The New Year marks another chapter for the nation. 2007 saw missed opportunities and shame: the impasse over the 123 Agreement, avoidable controversies over SEZs, the Nithari killings, spreading naxalism, failure to effect critical police reforms, resurgent communal and caste politics, loss of steam by the Congress-UPA alliance on account of Leftist electoral blackmail and negative vote-bank politics all round. The poor, in whose name many of these games are played, gained nothing. Media hype derailed rational thinking. India lost.

The year-end saw the Gujarat elections. Narendra Modi certainly won; but it was not such a famous victory.

Though the Congress lost Himachal too, the BJP is being excessively optimistic about racing back to power in Delhi. The Congress campaign in Gujarat was mistaken while Rahul Gandhi proved a damp squib, demonstrating that political leadership is neither inherited nor a gift of sycophancy.

Modi made development his plank; the Congress belittled this and, rather late in the day, refocussed attention on the 2002 carnage. That missile misfired. The Congress’ vote bank politics has hollowed out its secular credentials as witnessed by its mealy mouthed response to the Tehelka tapes which it choose not to pursue for fear of consolidating the Hindutva vote. “Maut ka saudagar” was not an inapt characterisation but referred to a past event which is history, like the larger 1984 riots.

It failed to comprehend the continuing and chilling process of systematic denial of justice to the 2002 victims to this day – compensation incompletely paid, continuing internal displacement, tardy prosecutions, intimidation of complainants, witnesses and legal aid teams, continuing encounter killings (as admitted in the Assembly and now before the Supreme Court as a PIL), ghettoisation by retaining hardened inter-community residential “borders” and the refusal by Hindu landlords to let out accommodation to Muslim tenants.

In his second broadcast over Doordarshan after the carnage Modi had warned “if you want peace, don’t ask for justice”. His administration has implemented that policy – and that is the gravamen of the charge of hate mongering and communalism that lies at Modi’s door.

The Congress was equally mistaken in challenging Modi’s claims regarding development, or at best attributing it to historical trends and central policies. Gujarat has done very well in terms of economic development while agriculture has benefited from five good monsoons in succession. It is its social development indices pertaining to education and health that have been disappointing.

Social development builds futures; economic (material growth) offers more immediate rewards for an entrepreneurial, aspiring and upwardly mobile society. So the development missile also misfired. Yet, the carnage of 2002 was not forgotten. Its locus in central Gujarat and in the adivasi belt saw the BJP lose a considerable number of seats.

The facile media-political assertion that the national polls are likely to reflect the aggregation of state elections and that therefore Gujarat plus Himachal plus other states that the BJP might win will deliver it power at the Centre in 2008-09 is fallacious.

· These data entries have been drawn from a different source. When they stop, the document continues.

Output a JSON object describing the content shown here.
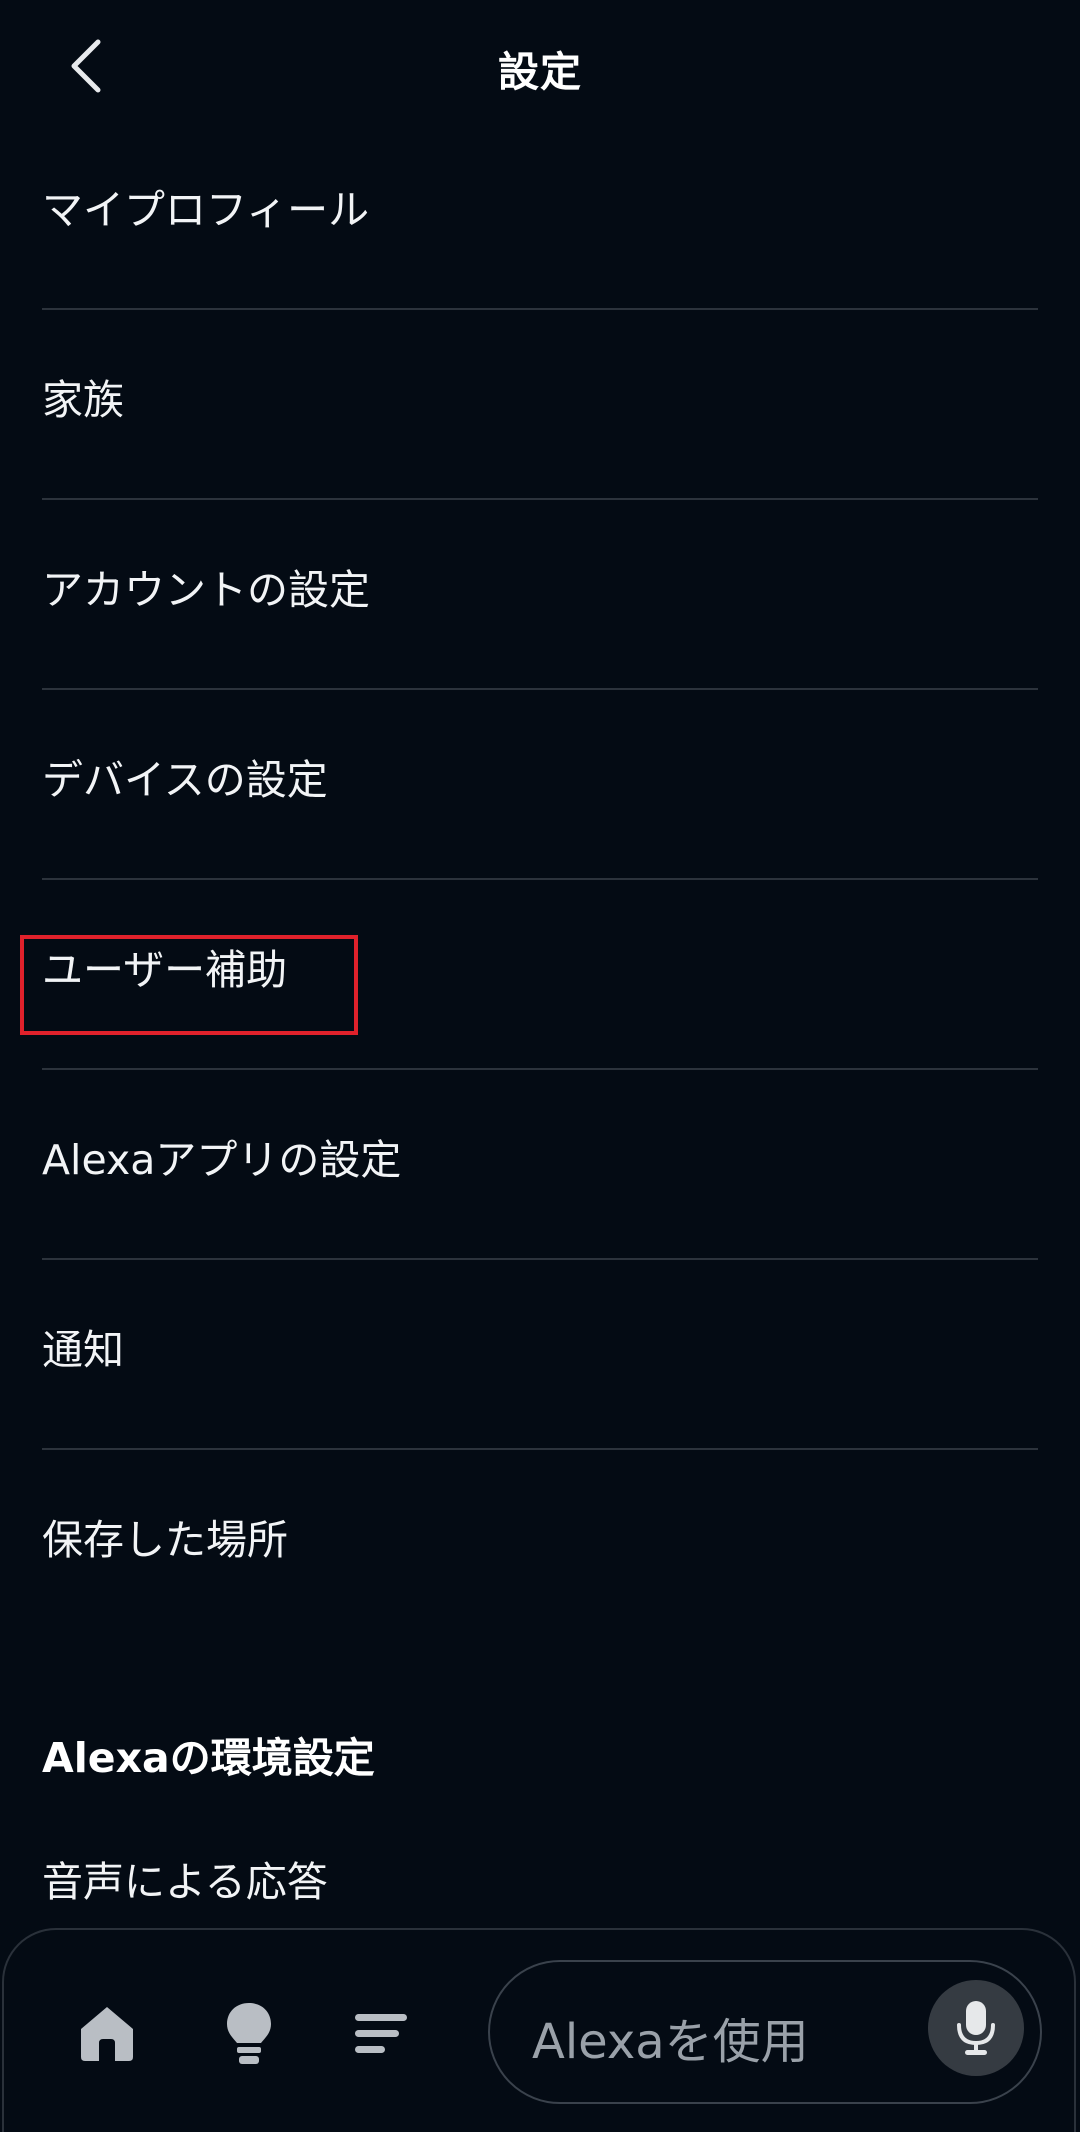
{
  "header": {
    "title": "設定"
  },
  "menu": {
    "items": [
      {
        "label": "マイプロフィール"
      },
      {
        "label": "家族"
      },
      {
        "label": "アカウントの設定"
      },
      {
        "label": "デバイスの設定"
      },
      {
        "label": "ユーザー補助"
      },
      {
        "label": "Alexaアプリの設定"
      },
      {
        "label": "通知"
      },
      {
        "label": "保存した場所"
      }
    ]
  },
  "alexa_preferences": {
    "heading": "Alexaの環境設定",
    "items": [
      {
        "label": "音声による応答"
      }
    ]
  },
  "bottom_nav": {
    "icons": [
      "home-icon",
      "lightbulb-icon",
      "list-icon"
    ],
    "input_placeholder": "Alexaを使用",
    "mic_icon": "microphone-icon"
  },
  "colors": {
    "background": "#040b14",
    "highlight": "#e0212b",
    "divider": "#2c333c"
  }
}
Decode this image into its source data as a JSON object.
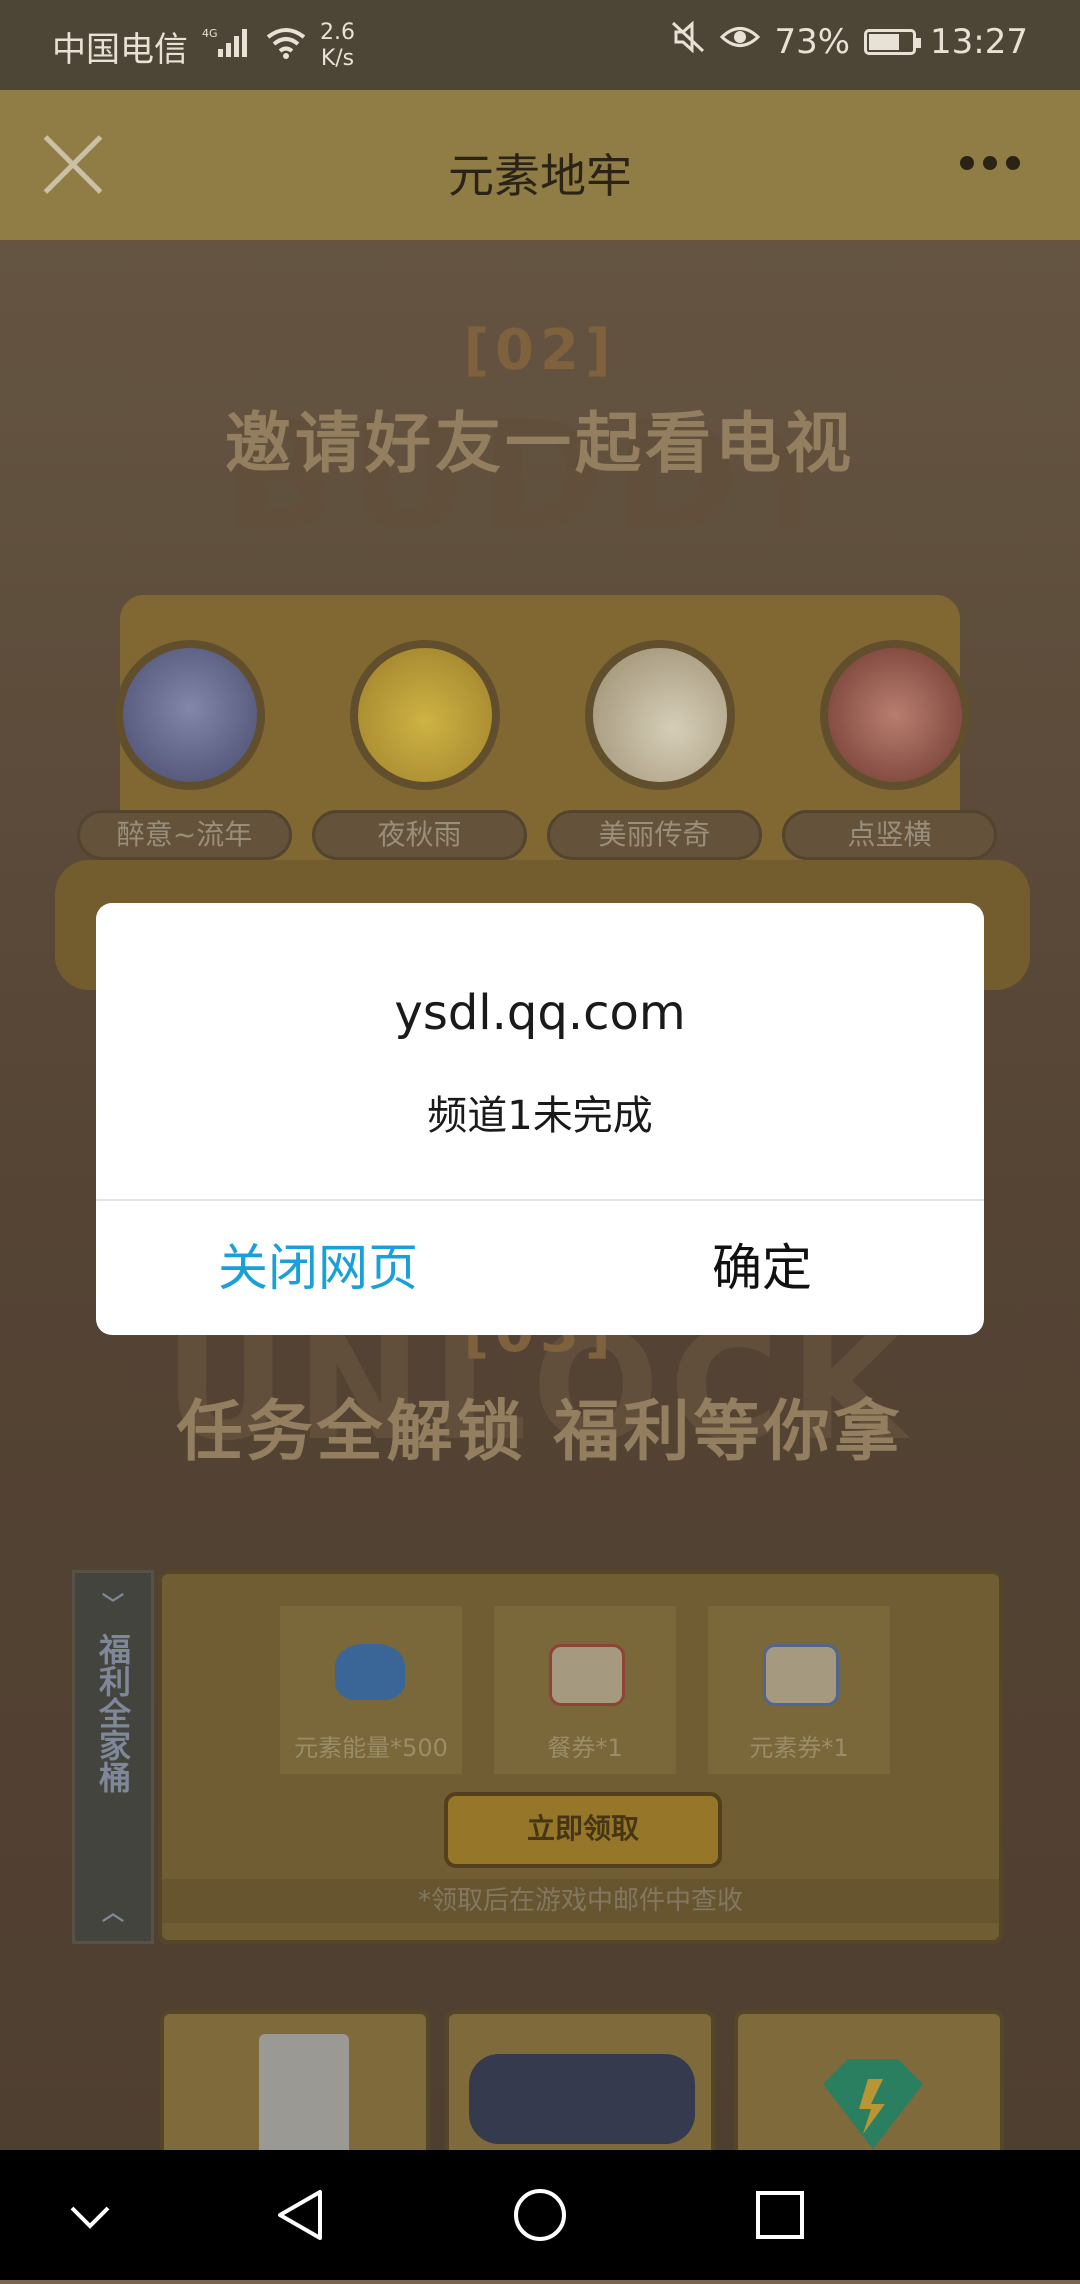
{
  "status_bar": {
    "carrier": "中国电信",
    "network": "4G",
    "speed_value": "2.6",
    "speed_unit": "K/s",
    "battery": "73%",
    "time": "13:27"
  },
  "title_bar": {
    "title": "元素地牢"
  },
  "section_invite": {
    "number": "[02]",
    "title": "邀请好友一起看电视",
    "ghost_text": "BUDDY",
    "friends": [
      "醉意~流年",
      "夜秋雨",
      "美丽传奇",
      "点竖横"
    ]
  },
  "section_unlock": {
    "number": "[03]",
    "title": "任务全解锁  福利等你拿",
    "ghost_text": "UNLOCK"
  },
  "rewards": {
    "side_tab": "福利全家桶",
    "items": [
      "元素能量*500",
      "餐券*1",
      "元素券*1"
    ],
    "claim_button": "立即领取",
    "note": "*领取后在游戏中邮件中查收"
  },
  "dialog": {
    "host": "ysdl.qq.com",
    "message": "频道1未完成",
    "cancel": "关闭网页",
    "ok": "确定",
    "cancel_color": "#1aa0d8"
  },
  "nav_icons": [
    "chevron-down-icon",
    "back-icon",
    "home-icon",
    "recents-icon"
  ]
}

The discerning Indian voter differentiates between local or state issues and national governance.

The lessons are many. Modi is not set to march on Delhi personally or ideologically. He enjoys office in Gujarat and is not going to abandon this to face the double uncertainty of the BJP coming to power at the Centre and eclipsing ambitious rivals at the national level. Nor is Advani waiting to take sanyas. The BJP has not parted company with the RSS or VHP though the parivar has family differences. Yet the Modi victory in Gujarat does not necessarily mean a coming Hindutva wave.

Hindutva hawks and right of centre BJP liberals are in contention but most party strategists realise that an inclusive coalition is more likely a winning ticket than an exclusivist Hindutva platform that repels likely anti-Congress partners in another NDA-type alliance. India’s diversity is too heterogeneous to be straitjacketed.

The Congress on its part should not be paralysed by fear of elections and fail to press forward with reforms and to govern at it did over much of 2007. Populism as an election strategy is bad enough; allowing governance to be swamped by populism while in office is worse. The Congress was stymied by the Left as well as by its UPA partners and party members who feared a backlash should a mid-term poll be “imposed” on the people.

However, the mandate of office is to govern and not mark time.

There are many promises the Congress must keep. It failed to hike petroleum prices pending the Gujarat poll but cannot now afford a populist budget if it is serious about implementing the 11th plan. Nor can it keep pandering to current or potential allies by going soft on Christian bashing in Orissa, back pedalling on the Sachar reforms, allowing the Goa government to subvert on-going SEZ programmes, and letting Mayawati off the hook with an amazing inquiry report that says her disproportionate assets were largely gifted to her by party admirers.

Fortunately, these admirers have received income tax notices to explain from where they made those generous gifts. 

Good governance wins elections and respect. Let 2008 be a year of good governance.